Why breathwork is good for your body.
You may not have stopped to think about what happens when you breathe, so let’s take a moment to do that. Breathing involves your entire body. Your chest, your stomach, your back, and your brain are all working together when you breathe.
When you breathe deeply (as one does in breathwork), you active your parasympathetic nervous system. This causes your heart rate to slow down, causes you to relax and helps to lower your blood pressure. This is why you feel a wave of calm come over you when you are stressed and take a few moments to breathe.
Deep breathing is a great way to reverse the way your body handles breathing when it is in stress mode. When stressed, your body speeds your breathing up and increases your blood pressure as it puts you into fight or flight mode. This mode is essential in matters of life and death, but when it comes to daily stress, this fight or flight mode does not need to be activated. And breathing is the best way to calm it down.

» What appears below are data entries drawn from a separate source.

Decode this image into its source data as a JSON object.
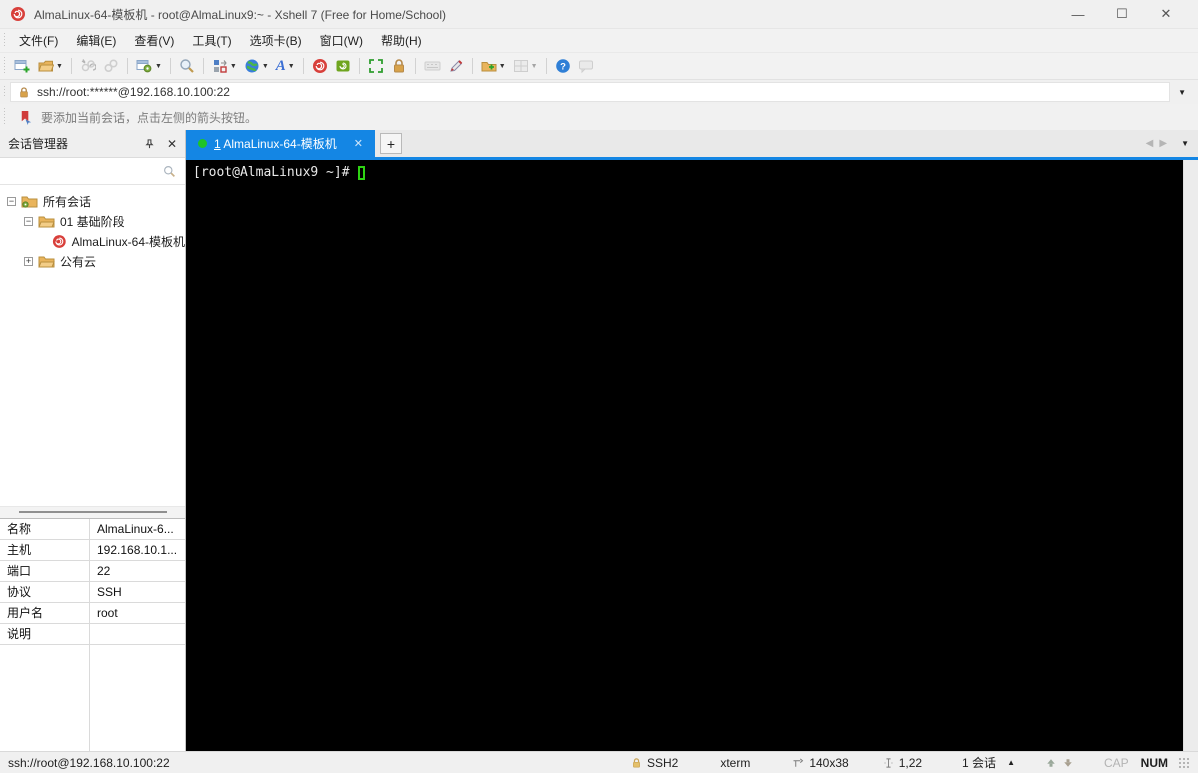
{
  "window": {
    "title": "AlmaLinux-64-模板机 - root@AlmaLinux9:~ - Xshell 7 (Free for Home/School)"
  },
  "menubar": {
    "items": [
      "文件(F)",
      "编辑(E)",
      "查看(V)",
      "工具(T)",
      "选项卡(B)",
      "窗口(W)",
      "帮助(H)"
    ]
  },
  "toolbar": {
    "buttons": [
      "new-session",
      "open-sessions",
      "disconnect",
      "reconnect",
      "session-properties",
      "find",
      "layout",
      "encoding-globe",
      "font",
      "new-xshell-window",
      "new-xftp-transfer",
      "fullscreen",
      "lock-screen",
      "virtual-keyboard",
      "compose-pen",
      "new-session-folder",
      "tile-windows",
      "help",
      "feedback"
    ]
  },
  "address_bar": {
    "url": "ssh://root:******@192.168.10.100:22"
  },
  "info_bar": {
    "message": "要添加当前会话，点击左侧的箭头按钮。"
  },
  "session_manager": {
    "title": "会话管理器",
    "tree": [
      {
        "label": "所有会话",
        "level": 0,
        "expanded": true
      },
      {
        "label": "01 基础阶段",
        "level": 1,
        "expanded": true
      },
      {
        "label": "AlmaLinux-64-模板机",
        "level": 2
      },
      {
        "label": "公有云",
        "level": 1,
        "expanded": false
      }
    ]
  },
  "tabs": {
    "active_number": "1",
    "active_label": "AlmaLinux-64-模板机",
    "new_tab_label": "+"
  },
  "terminal": {
    "prompt": "[root@AlmaLinux9 ~]# "
  },
  "properties": {
    "rows": [
      {
        "label": "名称",
        "value": "AlmaLinux-6..."
      },
      {
        "label": "主机",
        "value": "192.168.10.1..."
      },
      {
        "label": "端口",
        "value": "22"
      },
      {
        "label": "协议",
        "value": "SSH"
      },
      {
        "label": "用户名",
        "value": "root"
      },
      {
        "label": "说明",
        "value": ""
      }
    ]
  },
  "status_bar": {
    "url": "ssh://root@192.168.10.100:22",
    "protocol": "SSH2",
    "terminal_type": "xterm",
    "size": "140x38",
    "cursor_position": "1,22",
    "session_count": "1 会话",
    "cap": "CAP",
    "num": "NUM"
  },
  "colors": {
    "accent_blue": "#1486e4",
    "session_dot_green": "#1fc426",
    "cursor_green": "#2ed313",
    "terminal_bg": "#000000",
    "xshell_red": "#d8403b",
    "xftp_green": "#6fa51f",
    "folder_yellow": "#f3c椀"
  }
}
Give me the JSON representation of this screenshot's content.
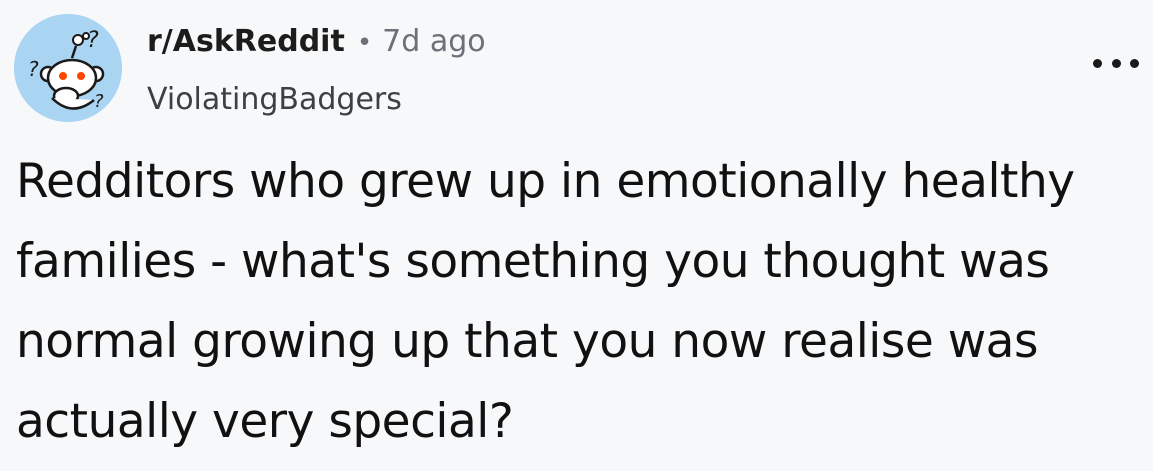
{
  "header": {
    "avatar_icon": "reddit-snoo-question-icon",
    "subreddit": "r/AskReddit",
    "separator": "•",
    "time_ago": "7d ago",
    "username": "ViolatingBadgers",
    "more_icon": "ellipsis-horizontal-icon"
  },
  "post": {
    "title": "Redditors who grew up in emotionally healthy families - what's something you thought was normal growing up that you now realise was actually very special?"
  },
  "colors": {
    "background": "#f7f8fa",
    "avatar_bg": "#a9d4f2",
    "text_primary": "#111111",
    "text_secondary": "#6b7178",
    "snoo_eye": "#ff4500"
  }
}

Why breathwork is good for your mind.
We don’t just think that breathwork helps with issues such as depression and anxiety – there is scientific evidence that it does. A study done showed that breathwork helped ease severe depression in a group of people who were not having luck with antidepressants. In addition to that, because breathwork slows down your breathing, it can help battle anxiety.

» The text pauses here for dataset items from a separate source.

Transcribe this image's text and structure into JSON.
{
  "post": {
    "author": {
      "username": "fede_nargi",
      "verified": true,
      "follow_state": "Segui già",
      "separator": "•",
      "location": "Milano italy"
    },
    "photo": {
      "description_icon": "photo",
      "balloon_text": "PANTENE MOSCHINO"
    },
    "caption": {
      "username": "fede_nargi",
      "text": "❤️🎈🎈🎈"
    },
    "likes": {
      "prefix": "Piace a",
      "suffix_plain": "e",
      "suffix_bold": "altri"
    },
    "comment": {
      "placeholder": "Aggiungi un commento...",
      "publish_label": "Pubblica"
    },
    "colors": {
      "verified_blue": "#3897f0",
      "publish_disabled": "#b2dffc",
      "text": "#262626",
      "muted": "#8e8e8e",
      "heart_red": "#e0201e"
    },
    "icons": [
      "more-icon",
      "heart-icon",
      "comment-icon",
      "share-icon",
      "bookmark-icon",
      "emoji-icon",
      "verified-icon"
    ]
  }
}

In addition to that, breathwork can help you get deeper, beneath the surface where you may be able to unearth in your body and mind emotions, traumas, and more. This opening up of these internal issues can help you to work through them and rid of them completely.
Intro to breathwork.
Anyone can master breathwork. It just takes practice. And there is no better time to start on that practice than now!
Here’s how to do it.
- Inhale through your nose for 5 seconds
- Exhale through your mouth for 5 seconds
- Repeat this cycle for at least 2 minutes, but go for longer if you can
The longer you practice your breathwork, the more you will be able to slow your inhale and exhale and make them last even longer.